The reflectivity and refractive index are two important parameters necessary for solar applications. The reflectivity gives a measure of reflecting light or radiation. When it comes to solar cells, the less the material surfaces reflect a sun’s rays, the more energy can be generated. The refractive index of a material, on the other hand, shows its transparency. The optical reflectivity of α–SrZrS3 (Figure 6c) shows a high reflectivity in the y–direction, starts at about 30.2% and reaches a maximum value of about 68.2% at an energy of about 3.8 eV. The static reflectivity in the x, y, and z directions are predicted at about 23%, 30%, and 26%, respectively. This indicate that the least reflection occurs in the z direction. The calculated static reflectivity of β–SrZrS3 (Figure 7c) is predicted to be about 30%, 34% and 38% in the y, z, and x directions, respectively. The reflectivity reaches a maximum (82.2%) at an energy of about 3.5 eV. The high reflectivity in the visible region could cause a significant loss in solar cell efficiency of devices fabricated. Optical losses from reflected light from the front surface can be reduces through surface texturing and anti–reflection coatings. The refractive index is predicted in the range of 2.8–3.5 for α–SrZrS3 (Figure 6d) and 3.5–4.0 for β–SrZrS3 (Figure 7d). The calculated refractive indexes for α– and β–SrZrS3 are similar to the refractive index of Si (η = 3.4 at 550 nm) [49].

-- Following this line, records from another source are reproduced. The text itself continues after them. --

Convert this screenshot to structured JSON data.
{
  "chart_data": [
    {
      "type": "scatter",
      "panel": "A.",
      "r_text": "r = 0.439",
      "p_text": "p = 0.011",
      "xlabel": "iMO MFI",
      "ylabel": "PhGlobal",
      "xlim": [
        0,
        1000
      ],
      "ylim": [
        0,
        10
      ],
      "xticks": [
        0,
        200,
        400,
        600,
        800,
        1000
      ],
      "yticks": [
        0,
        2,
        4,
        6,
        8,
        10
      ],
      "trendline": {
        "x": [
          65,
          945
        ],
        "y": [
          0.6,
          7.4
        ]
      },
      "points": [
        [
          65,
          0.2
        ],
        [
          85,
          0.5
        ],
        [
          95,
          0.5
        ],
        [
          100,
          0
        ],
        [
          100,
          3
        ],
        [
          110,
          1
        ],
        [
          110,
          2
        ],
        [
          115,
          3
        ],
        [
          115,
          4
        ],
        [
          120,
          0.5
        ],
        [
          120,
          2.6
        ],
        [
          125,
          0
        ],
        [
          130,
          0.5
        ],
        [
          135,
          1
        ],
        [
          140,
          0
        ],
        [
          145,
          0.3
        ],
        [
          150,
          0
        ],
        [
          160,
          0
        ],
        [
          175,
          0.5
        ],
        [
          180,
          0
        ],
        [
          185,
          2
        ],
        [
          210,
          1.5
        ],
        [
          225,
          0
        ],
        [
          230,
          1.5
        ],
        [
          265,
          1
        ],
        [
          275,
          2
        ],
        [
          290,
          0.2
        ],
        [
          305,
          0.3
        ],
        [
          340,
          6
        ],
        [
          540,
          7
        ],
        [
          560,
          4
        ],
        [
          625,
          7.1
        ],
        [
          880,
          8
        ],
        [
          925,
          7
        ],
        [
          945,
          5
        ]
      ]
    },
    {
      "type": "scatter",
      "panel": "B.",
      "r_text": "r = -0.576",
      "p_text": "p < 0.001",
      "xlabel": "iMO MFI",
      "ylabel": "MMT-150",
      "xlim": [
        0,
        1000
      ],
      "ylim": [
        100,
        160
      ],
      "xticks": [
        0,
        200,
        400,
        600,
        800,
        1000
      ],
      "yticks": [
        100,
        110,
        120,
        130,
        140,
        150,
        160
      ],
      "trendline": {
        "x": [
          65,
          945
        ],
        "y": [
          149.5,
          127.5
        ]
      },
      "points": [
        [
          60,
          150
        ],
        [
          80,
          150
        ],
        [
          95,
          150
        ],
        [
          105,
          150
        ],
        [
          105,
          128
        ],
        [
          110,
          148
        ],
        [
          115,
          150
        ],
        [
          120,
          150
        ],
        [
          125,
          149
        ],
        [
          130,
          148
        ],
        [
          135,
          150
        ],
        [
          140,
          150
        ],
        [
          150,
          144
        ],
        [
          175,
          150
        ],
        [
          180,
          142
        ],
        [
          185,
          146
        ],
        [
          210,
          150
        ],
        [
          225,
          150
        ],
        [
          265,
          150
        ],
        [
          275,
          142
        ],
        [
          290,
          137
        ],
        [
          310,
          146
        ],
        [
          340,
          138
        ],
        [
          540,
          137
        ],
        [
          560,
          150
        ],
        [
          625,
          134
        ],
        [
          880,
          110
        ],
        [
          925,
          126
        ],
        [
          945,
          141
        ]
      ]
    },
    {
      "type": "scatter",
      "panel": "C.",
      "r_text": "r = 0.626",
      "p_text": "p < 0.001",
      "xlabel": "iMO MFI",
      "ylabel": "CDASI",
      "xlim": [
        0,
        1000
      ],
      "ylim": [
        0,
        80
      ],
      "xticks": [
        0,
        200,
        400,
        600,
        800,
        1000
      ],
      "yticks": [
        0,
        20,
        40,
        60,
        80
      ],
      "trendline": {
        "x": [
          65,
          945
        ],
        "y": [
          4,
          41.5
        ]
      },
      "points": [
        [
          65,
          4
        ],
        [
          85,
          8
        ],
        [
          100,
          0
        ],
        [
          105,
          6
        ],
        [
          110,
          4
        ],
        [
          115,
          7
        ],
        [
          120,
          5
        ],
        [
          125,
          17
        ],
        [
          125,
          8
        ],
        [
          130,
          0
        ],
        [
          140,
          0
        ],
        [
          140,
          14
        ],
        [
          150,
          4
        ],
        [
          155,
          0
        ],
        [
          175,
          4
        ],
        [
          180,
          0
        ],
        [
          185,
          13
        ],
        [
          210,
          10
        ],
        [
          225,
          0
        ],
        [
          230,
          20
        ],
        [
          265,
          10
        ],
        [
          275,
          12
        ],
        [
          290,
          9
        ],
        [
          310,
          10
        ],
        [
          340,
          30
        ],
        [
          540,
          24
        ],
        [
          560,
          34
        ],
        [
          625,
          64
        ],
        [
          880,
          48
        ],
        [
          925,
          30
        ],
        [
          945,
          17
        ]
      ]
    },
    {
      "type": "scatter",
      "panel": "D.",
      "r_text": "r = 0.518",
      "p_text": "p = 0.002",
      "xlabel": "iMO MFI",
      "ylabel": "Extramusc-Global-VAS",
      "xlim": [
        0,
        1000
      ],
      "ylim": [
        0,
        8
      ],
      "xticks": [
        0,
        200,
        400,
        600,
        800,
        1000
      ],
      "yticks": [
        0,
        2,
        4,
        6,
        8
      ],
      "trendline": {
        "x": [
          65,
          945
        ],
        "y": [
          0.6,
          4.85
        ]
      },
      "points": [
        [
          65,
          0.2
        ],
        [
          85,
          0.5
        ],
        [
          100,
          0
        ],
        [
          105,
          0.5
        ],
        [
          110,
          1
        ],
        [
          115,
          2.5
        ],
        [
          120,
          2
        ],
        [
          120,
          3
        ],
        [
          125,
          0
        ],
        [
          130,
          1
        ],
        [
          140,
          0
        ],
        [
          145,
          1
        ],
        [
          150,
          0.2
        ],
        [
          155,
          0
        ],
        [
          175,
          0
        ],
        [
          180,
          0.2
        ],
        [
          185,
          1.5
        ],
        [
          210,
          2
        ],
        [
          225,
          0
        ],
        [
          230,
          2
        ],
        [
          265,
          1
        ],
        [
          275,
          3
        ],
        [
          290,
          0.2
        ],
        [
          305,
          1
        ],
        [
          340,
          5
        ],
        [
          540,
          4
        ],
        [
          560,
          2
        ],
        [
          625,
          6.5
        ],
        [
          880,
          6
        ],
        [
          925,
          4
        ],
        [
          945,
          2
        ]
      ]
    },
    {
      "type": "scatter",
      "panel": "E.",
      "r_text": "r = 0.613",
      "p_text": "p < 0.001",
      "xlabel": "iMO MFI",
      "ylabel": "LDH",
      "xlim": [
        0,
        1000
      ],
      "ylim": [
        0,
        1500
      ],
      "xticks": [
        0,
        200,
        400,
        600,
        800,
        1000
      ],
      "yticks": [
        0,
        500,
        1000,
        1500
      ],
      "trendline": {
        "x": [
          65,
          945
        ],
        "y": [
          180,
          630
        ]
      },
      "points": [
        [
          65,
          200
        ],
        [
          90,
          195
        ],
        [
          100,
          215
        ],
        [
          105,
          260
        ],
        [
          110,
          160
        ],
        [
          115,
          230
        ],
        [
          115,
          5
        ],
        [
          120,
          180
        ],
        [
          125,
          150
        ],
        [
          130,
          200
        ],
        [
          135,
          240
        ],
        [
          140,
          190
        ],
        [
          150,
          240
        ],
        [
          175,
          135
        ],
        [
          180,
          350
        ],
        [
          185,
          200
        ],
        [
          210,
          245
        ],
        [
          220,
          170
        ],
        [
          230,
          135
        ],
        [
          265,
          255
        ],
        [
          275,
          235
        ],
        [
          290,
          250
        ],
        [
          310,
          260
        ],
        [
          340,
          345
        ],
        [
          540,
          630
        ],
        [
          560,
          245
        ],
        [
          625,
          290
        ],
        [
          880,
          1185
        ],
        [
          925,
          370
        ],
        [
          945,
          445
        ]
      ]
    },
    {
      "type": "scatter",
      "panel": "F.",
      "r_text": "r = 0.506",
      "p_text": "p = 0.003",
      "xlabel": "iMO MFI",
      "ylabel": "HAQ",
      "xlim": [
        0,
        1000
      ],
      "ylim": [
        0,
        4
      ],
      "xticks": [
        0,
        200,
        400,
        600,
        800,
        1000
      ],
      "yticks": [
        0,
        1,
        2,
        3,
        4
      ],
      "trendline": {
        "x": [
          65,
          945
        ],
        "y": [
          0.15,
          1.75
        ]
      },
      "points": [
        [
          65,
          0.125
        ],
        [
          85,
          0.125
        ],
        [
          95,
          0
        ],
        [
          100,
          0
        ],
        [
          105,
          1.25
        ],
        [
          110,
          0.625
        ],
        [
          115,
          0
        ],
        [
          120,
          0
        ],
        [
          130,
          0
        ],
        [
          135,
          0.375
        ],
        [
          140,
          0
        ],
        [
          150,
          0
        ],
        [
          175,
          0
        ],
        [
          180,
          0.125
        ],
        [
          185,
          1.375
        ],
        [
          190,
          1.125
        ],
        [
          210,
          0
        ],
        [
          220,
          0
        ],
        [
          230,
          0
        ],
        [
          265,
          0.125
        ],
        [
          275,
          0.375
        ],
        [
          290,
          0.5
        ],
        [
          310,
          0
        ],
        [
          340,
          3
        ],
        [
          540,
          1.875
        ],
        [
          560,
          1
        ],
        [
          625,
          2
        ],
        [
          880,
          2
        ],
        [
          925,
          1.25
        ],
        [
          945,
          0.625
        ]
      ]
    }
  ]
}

4. Summary and Conclusions

We performed comprehensive first–principles GGA and hybrid DFT investigations the structures and properties α–SrZrS3 and β–SrZrS3 transition metal chalcogenide perovskites. Both α– and β–SrZrS3 materials were demonstrated to be mechanically stable at ambient conditions, based on their calculated single–crystal elastic constants. The predicted electronic structures show that both α– and β–SrZrS3 are direct band gaps absorbers with band gap of calculated at 1.38, and 1.95 eV, respectively, in close agreement with estimates from diffuse–reflectance measurements. Based on the dielectric functions obtained, we show that α– and β–SrZrS3 have strong light absorption in the visible region, as reflected in their high optical absorbance (in the order 105 cm−1). The β–SrZrS3 shows a stronger absorption around 2 eV than α–SrZrS3. The first theoretical prediction of effective masses of photo-generated charge carriers, in α– and β–SrZrS3 materials, suggest s high-mobility (high-conductivity) and low recombination rate of photo-carriers in these materials, making them attractive for solar cell and other optoelectronic applications.